Oh, and then let’s spice it up and share some of the bad. My grandmother fell, who I’m like, this close. Snapped her neck, like clear up at the top, right? Grandma snapped her neck, and then I had to have Gamma Knife radiation. So 2007 was kind of a rough year, but we’ve made it.
Emily: You’ve made it. Thank God. I mean, you’ve made it through so much. It’s unbelievable. To be here and share it with us; it is so special. You’ve overcome so much, and I appreciate you sharing that because other people need to hear and be inspired by what you have done.
Coco: I appreciate that. Next question, please.
Emily: Right, it’s our very last one. Are you ready?
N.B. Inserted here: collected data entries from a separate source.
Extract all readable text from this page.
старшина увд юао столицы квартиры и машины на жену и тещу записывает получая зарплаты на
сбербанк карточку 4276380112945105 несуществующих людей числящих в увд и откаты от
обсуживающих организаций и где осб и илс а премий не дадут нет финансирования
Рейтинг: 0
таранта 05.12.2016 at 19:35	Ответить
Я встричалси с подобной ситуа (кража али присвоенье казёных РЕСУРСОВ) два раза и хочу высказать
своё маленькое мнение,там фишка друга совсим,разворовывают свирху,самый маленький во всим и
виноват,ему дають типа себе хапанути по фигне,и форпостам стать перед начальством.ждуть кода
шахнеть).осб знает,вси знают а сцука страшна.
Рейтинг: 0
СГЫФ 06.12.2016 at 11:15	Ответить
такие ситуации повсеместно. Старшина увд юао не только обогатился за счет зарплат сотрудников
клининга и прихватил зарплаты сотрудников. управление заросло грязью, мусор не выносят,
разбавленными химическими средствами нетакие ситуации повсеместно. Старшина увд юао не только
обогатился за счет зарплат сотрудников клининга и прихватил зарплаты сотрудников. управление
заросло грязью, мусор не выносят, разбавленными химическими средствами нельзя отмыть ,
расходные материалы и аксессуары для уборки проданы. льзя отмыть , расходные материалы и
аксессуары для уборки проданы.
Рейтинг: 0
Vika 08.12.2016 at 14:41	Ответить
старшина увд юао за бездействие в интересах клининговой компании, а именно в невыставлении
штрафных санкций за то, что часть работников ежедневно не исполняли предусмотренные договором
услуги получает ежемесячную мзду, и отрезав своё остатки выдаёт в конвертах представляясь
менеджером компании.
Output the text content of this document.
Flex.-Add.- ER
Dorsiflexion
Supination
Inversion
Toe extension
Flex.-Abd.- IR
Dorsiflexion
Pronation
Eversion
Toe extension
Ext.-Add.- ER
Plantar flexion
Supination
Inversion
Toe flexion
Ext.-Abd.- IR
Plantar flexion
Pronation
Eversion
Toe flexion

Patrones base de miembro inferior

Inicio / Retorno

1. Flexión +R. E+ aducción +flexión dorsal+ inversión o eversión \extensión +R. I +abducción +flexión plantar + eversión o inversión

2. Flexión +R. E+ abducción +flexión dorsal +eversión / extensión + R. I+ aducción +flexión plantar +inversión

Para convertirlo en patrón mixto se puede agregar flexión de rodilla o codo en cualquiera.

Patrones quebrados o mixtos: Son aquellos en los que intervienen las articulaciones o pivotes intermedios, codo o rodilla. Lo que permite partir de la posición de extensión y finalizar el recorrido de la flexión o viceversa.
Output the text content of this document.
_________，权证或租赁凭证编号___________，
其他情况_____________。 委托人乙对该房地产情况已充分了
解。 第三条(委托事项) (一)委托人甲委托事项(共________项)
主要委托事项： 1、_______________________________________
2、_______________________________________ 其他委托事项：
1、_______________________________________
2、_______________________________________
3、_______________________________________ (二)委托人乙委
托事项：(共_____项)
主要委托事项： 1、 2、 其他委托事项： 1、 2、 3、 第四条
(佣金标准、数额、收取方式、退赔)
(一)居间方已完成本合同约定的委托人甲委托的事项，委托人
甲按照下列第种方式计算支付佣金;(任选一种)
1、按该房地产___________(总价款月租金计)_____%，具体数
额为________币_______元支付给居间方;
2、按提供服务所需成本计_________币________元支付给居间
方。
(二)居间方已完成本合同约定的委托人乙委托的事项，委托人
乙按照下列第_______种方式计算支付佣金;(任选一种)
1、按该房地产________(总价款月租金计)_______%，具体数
If you could be remembered for just one thing in the cannabis space or not, what would it be?
Coco: Being the kind of person that fully believes well-behaved women don’t make history, let’s make history.
Emily: Oh, my gosh, absolutely. I hope we’re making history here today. I hope so many people listen to this episode and feel your story, feel inspired, and see that it’s absolutely possible to go to hell and back and to be here today with a husband and a family and a home and a dog. You’re looking so amazing. I’m so proud of you, and I’m so happy for you.
Coco: Thank you, I appreciate it. Right, getting to do some positive things is pretty amazing.
Emily: I’m so happy for both of you. And I can’t thank you enough for coming here and sharing this and hopefully impacting other people’s lives as well.
Coco: I hope that it helped. I really do.
Emily: I believe it will. I believe we’re meant to have this conversation and to be here today. And you were meant to be here today to have this conversation and to get it out into the world to show people that it’s absolutely possible to live this amazing life you have today.
Coco: Right; Mom used to call me her little quitter, you know? When you have that kind of quit list, I quit things that kill most people. I got to admit, just to be able to say that. This year, we’ll all have 31 years off crack, 25 off meth, 11 off of tobacco, three off of opiates and benzos, or four off opiates and benzos.
Emily: That is incredible. Coco that is amazing. I’m so proud of you.
Coco: Shannon hasn’t had meth for what? You were 15 when you used to do that?
Coco: I just found out that his drug of choice, this child, was meth and cannabis. Shouldn’t be married for 20 years.
Emily: You learn something new every day about your partner.
Coco: Every day that you learn is not a waste of a day, is what my grandfather always used to say, so.
Emily: Oh, so true. Thank you so much for being here today. I really appreciate it.
Coco: I appreciate it, too. Thank you. Have a great rest of your day, okay?